When buying a shofar, one can end up with anything from a fabulous sounding horn with a beautiful appearance that will be treasured by the whole family for generations to come, to something very regrettable and not even kosher for use! Shofar buyer beware…
According to an unusual news story featured in the New York Times, Orthodox Jews had bought and used what they were sure were kosher shofars for use on the High Holy Days, only to receive a rude shock when it was discovered that the “shofars” were actually fakes, made in molds from a combination of leather glue and plastic ply fibres.
Key factor: Is the shofar kosher?
Unless you are buying a shofar merely for decoration or as a conversation piece, if your intention is to fulfill the commandment of sounding the shofar, then it makes sense for the kashrut of the shofar to be the buyer’s top priority. The factors that can invalidate a shofar for ritual use range from coming from the wrong kind of animal to cracks or holes made unintentionally during production, which may be covered up by unscrupulous shofar makers.
The best way to guarantee the kashrut of your shofar is to ensure the shofar for sale bears an adhesive sticker attesting to the kashrut supervision. In some cases the sticker is not an indication of kashrut at all, but merely says that it is a genuine animal’s horn, and not a replica.
Types of Shofar for Sale
There are short shofars, long shofars, straight shofars and curved shofars. They come in black, brown, beige or any combination of these colors.

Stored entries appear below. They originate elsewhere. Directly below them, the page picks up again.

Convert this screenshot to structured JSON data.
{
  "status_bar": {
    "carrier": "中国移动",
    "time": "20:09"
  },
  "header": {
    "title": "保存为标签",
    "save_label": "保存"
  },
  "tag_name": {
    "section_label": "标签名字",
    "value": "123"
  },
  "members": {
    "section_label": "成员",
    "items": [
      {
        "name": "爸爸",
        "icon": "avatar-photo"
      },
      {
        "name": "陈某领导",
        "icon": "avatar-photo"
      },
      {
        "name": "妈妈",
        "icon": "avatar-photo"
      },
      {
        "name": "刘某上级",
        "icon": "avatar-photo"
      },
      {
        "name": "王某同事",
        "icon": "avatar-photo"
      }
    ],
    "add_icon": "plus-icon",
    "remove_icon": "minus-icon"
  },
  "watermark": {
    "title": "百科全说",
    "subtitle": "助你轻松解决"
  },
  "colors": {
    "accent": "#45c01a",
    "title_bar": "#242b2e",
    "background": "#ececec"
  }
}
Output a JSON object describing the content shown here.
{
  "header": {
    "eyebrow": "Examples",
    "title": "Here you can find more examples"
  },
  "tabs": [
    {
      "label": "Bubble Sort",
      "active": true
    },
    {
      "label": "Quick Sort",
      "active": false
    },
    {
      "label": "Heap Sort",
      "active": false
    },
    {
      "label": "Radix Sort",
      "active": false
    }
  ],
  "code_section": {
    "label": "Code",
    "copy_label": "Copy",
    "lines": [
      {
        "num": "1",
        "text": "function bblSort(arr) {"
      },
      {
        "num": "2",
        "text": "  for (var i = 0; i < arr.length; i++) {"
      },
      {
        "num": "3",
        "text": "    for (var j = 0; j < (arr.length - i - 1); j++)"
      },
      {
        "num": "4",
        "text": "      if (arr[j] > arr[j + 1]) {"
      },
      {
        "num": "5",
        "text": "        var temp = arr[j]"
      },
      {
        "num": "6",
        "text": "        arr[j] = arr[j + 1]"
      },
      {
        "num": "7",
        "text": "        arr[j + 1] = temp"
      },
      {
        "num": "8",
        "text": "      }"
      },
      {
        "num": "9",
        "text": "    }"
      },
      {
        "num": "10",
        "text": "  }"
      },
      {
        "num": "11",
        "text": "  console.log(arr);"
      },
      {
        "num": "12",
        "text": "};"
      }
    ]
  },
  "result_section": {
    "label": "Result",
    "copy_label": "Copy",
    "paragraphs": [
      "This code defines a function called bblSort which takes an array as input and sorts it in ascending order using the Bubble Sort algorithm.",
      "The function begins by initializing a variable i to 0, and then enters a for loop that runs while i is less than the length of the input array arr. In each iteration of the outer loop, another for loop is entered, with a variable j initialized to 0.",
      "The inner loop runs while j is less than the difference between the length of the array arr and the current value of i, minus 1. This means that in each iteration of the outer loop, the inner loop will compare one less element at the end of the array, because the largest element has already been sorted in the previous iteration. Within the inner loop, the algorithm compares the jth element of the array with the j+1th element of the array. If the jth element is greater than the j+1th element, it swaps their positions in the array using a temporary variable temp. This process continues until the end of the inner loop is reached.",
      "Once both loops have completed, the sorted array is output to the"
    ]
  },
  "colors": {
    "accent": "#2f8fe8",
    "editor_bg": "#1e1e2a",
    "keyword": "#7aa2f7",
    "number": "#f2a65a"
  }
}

Ram’s Horn Shofar: The classic ram’s horn shofar is the most widespread. The ram has always been associated with God’s mercy, ever since a ram, whose horns were tangled in the thicket, was offered up as a sacrifice to God in lieu of Abraham’s son Isaac. It is also considered the “most beautiful” horn, and thus the most appropriate to fulfill the commandment. Used by both Ashkenazic and Sephardic communities, it is made from the horn of a domestic ram. The typical ram’s horn shofar is light in color, although black ones can be obtained from black rams. A ram’s horn shofar can also be relatively flat, with an upturned end. This shape is often preferred by Moroccan and German Jews. Some claim this shape was chosen due to persecution, because it enabled the shofar to be hidden under one’s clothing. Bavli shofars are natural, unpolished ram’s horns with a very deep tone, and are typically used by Jews of Iraqi or Persian origin.
Traditionally, the ram’s horn is generally considered the preferred way of fulfilling the mitzvah of shofar on Rosh Hashana, at the end of Yom Kippur and in the Jubilee Year. According to most authorities, however, the horn of almost any Bovidae animal may be used, and today’s shofar buyer can also choose among various exotic shofar types, including ibex, eland and gemsbok shofars.

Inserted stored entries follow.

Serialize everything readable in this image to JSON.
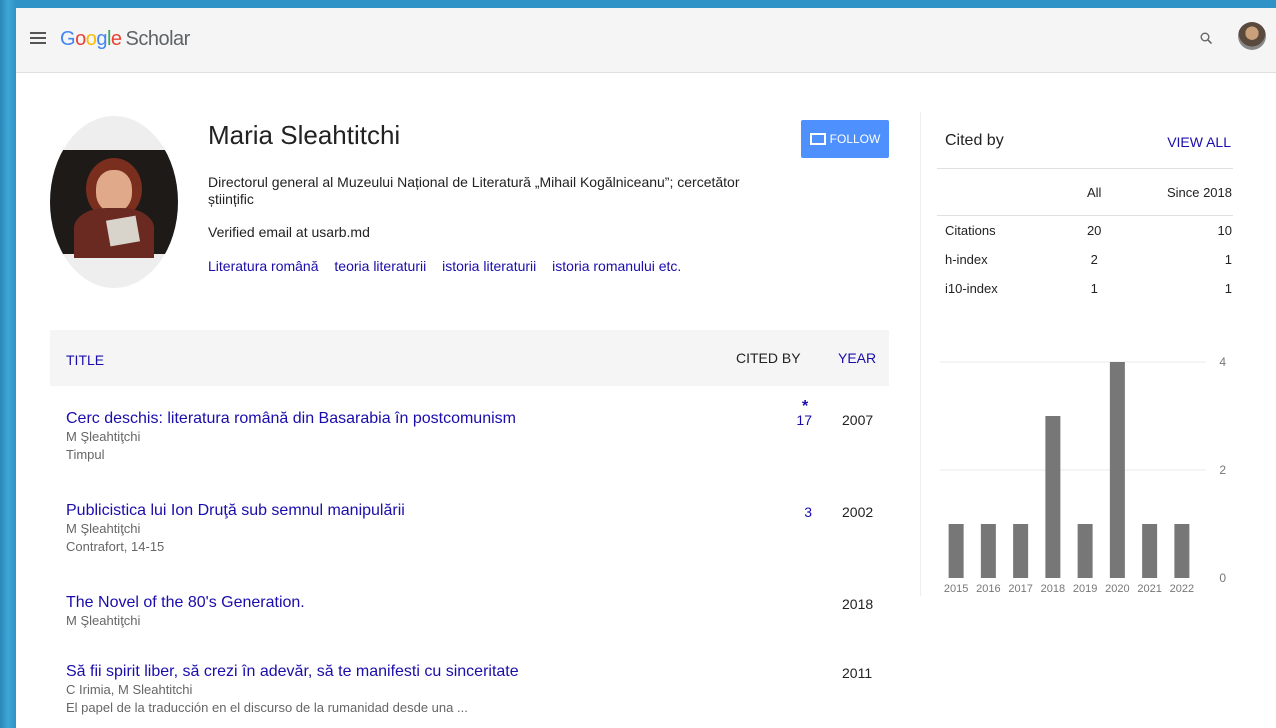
{
  "header": {
    "logo_google": "Google",
    "logo_scholar": "Scholar",
    "menu_icon": "hamburger-menu-icon",
    "search_icon": "search-icon"
  },
  "profile": {
    "name": "Maria Sleahtitchi",
    "affiliation": "Directorul general al Muzeului Național de Literatură „Mihail Kogălniceanu”; cercetător științific",
    "email": "Verified email at usarb.md",
    "interests": [
      "Literatura română",
      "teoria literaturii",
      "istoria literaturii",
      "istoria romanului etc."
    ],
    "follow_label": "FOLLOW"
  },
  "table": {
    "col_title": "TITLE",
    "col_cited": "CITED BY",
    "col_year": "YEAR",
    "articles": [
      {
        "title": "Cerc deschis: literatura română din Basarabia în postcomunism",
        "authors": "M Şleahtiţchi",
        "venue": "Timpul",
        "cited": "17",
        "star": "*",
        "year": "2007"
      },
      {
        "title": "Publicistica lui Ion Druţă sub semnul manipulării",
        "authors": "M Şleahtiţchi",
        "venue": "Contrafort, 14-15",
        "cited": "3",
        "star": "",
        "year": "2002"
      },
      {
        "title": "The Novel of the 80's Generation.",
        "authors": "M Şleahtiţchi",
        "venue": "",
        "cited": "",
        "star": "",
        "year": "2018"
      },
      {
        "title": "Să fii spirit liber, să crezi în adevăr, să te manifesti cu sinceritate",
        "authors": "C Irimia, M Sleahtitchi",
        "venue": "El papel de la traducción en el discurso de la rumanidad desde una ...",
        "cited": "",
        "star": "",
        "year": "2011"
      }
    ]
  },
  "cited_by": {
    "title": "Cited by",
    "view_all": "VIEW ALL",
    "col_all": "All",
    "col_since": "Since 2018",
    "rows": [
      {
        "label": "Citations",
        "all": "20",
        "since": "10"
      },
      {
        "label": "h-index",
        "all": "2",
        "since": "1"
      },
      {
        "label": "i10-index",
        "all": "1",
        "since": "1"
      }
    ]
  },
  "chart_data": {
    "type": "bar",
    "categories": [
      "2015",
      "2016",
      "2017",
      "2018",
      "2019",
      "2020",
      "2021",
      "2022"
    ],
    "values": [
      1,
      1,
      1,
      3,
      1,
      4,
      1,
      1
    ],
    "yticks": [
      "0",
      "2",
      "4"
    ],
    "ylim": [
      0,
      4
    ],
    "bar_color": "#777777",
    "grid": true
  }
}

Kudu Shofar: Although it is difficult to say precisely when the Kudu horn became popular among the Yemenite community, it is thought that it occurred when a scarcity of rams in Yemen coincided with the appreciation of the Yemenite Jews for the magnificent dark horns of these animals, and the idea that using them would be a beautiful and fitting way of performing the mitzvah. To this day, Yemenite Jews often use these large, three-twisted horns, producing sounds far deeper and louder than the ram’s horn.
Ibex Shofar: The Mishnah (Rosh Hashana 3:2) quotes an early opinion that the shofar should be made of an ibex horn. Although not a mainstream option today, it can definitely be understood why the ancient communities in the Land of Israel might have chosen this kind of horn, a magnificent curved arc with a series of bumps running up one side. Ibex have always been a familiar sight in the Land of Israel, and today can be seen in many parts of the country.
Twisted or straight?
Horns come in many different colors and sizes, but an important difference between them is how straight they are. This difference was the subject of an early discussion recorded in the Talmud. One side argued that, just as we are bent over, bowing before the king, on the High Holy Days, so too should we choose a particularly bent shofar. The other side argued that as we are reaching straight upwards on these days, a horn as straight as possible is preferable (The Talmud, Rosh Hashana, 26b). The Talmud rules that the curved horn is preferable, but if one prefers a longer, straightened shape, these are available and kosher too.
What else I should know before buying a shofar?
In addition to aesthetic appeal, it is important to bear in mind the size of the shofar. The size does not affect how kosher the shofar is. According to halacha, even a shofar under a foot long is kosher, as long as it is large enough to protrude on either side of the hand that grips it.
For people who are very mobile, e.g. who blow the shofar for others in numerous places for people to hear, a smaller shofar may be preferable. For synagogue use, a medium or large shofar is more popular. Very small and very large shofars are usually more difficult to blow.